A revolution on the horizon

Bensmaia and colleagues at UChicago are now gearing up for more human trials of the sensory feedback system. UChicago Medicine neurosurgeon Peter Warnke has been brought onboard to implant the devices, and Bensmaia says the team is “actively searching for subjects”, although a small pool of eligible patients and the early-stage nature of the research could make this process slow going.

Looking to the future, Bensmaia is hopeful that more sophisticated prosthetic devices are on the way, especially with greater private sector involvement, as seen with Elon Musk’s brain-computer interface firm Neuralink and Deka’s impressive LUKE Arm.
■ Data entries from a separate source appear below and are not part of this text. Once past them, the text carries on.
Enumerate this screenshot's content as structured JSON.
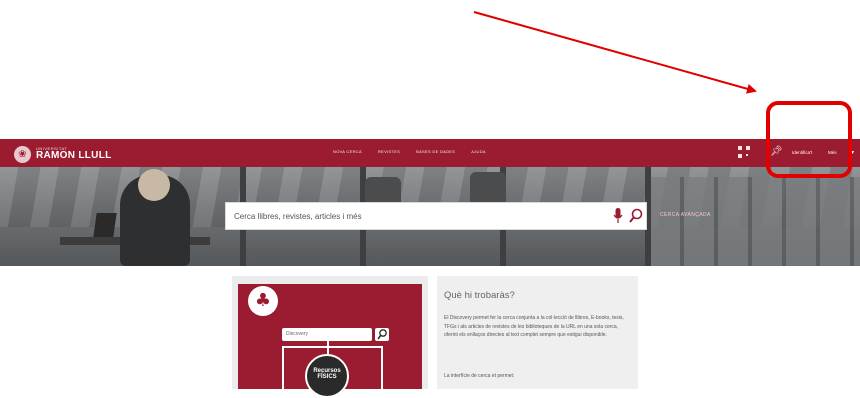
{
  "header": {
    "logo_small": "UNIVERSITAT",
    "logo_big": "RAMON LLULL",
    "nav_links": [
      "NOVA CERCA",
      "REVISTES",
      "BASES DE DADES",
      "AJUDA"
    ],
    "login_label": "Identifica't",
    "more_label": "Més",
    "qr_icon": "qr-code-icon",
    "pin_icon": "pin-icon"
  },
  "search": {
    "placeholder": "Cerca llibres, revistes, articles i més",
    "advanced_label": "CERCA AVANÇADA"
  },
  "left_card": {
    "mini_search_placeholder": "Discovery",
    "resource_line1": "Recursos",
    "resource_line2": "FÍSICS"
  },
  "right_card": {
    "title": "Què hi trobaràs?",
    "body": "El Discovery permet fer la cerca conjunta a la col·lecció de llibres, E-books, tesis, TFGs i als articles de revistes de les biblioteques de la URL en una sola cerca, oferint els enllaços directes al text complet sempre que estigui disponible.",
    "subtitle": "La interfície de cerca et permet:"
  },
  "colors": {
    "brand": "#9b1b30",
    "annotation": "#e00000"
  }
}
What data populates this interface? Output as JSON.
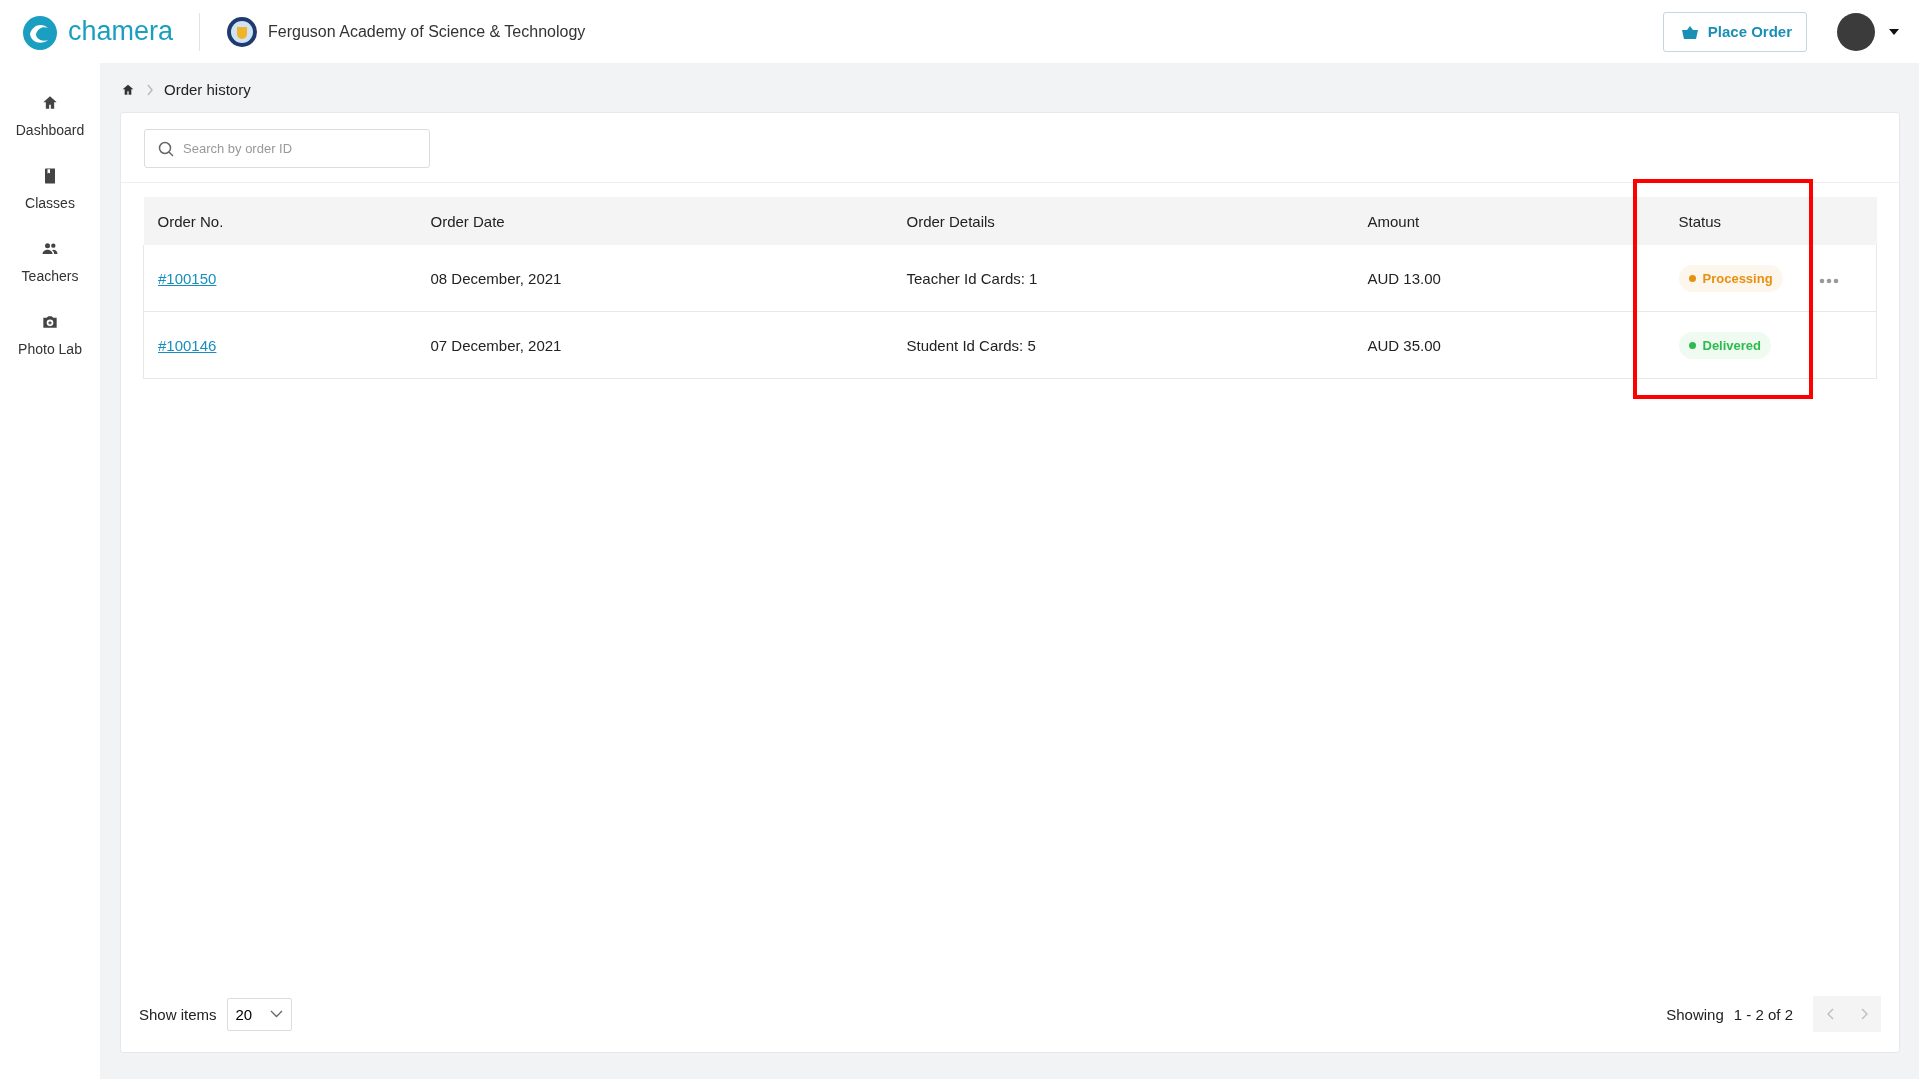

“Scientists are just interested in science,” Bensmaia says. “Once they’ve made a device sort of work, they get bored with it and work on something else. Whereas in the private sector, people invest to make money and therefore they really want to bring it to market. So that’s promising.”

It’s the beginning of a long and winding road towards brain-controlled prosthetic hands that can leverage sensory feedback to approximate the hand’s natural dexterity. But the unmet needs of amputees, and tetraplegics especially, are many, and restoring a sense of touch and movement to those who have had to live without them is a powerful motivating force.

“If you talk to amputees who now have bionic hands that they can feel through, that almost makes them feel whole again,” says Bensmaia. “Because they now feel the bionic hand, they sometimes describe the bionic hand as ‘their’ hand; it’s endowed with a sense of touch, and when they see the hand touching something they can feel it.”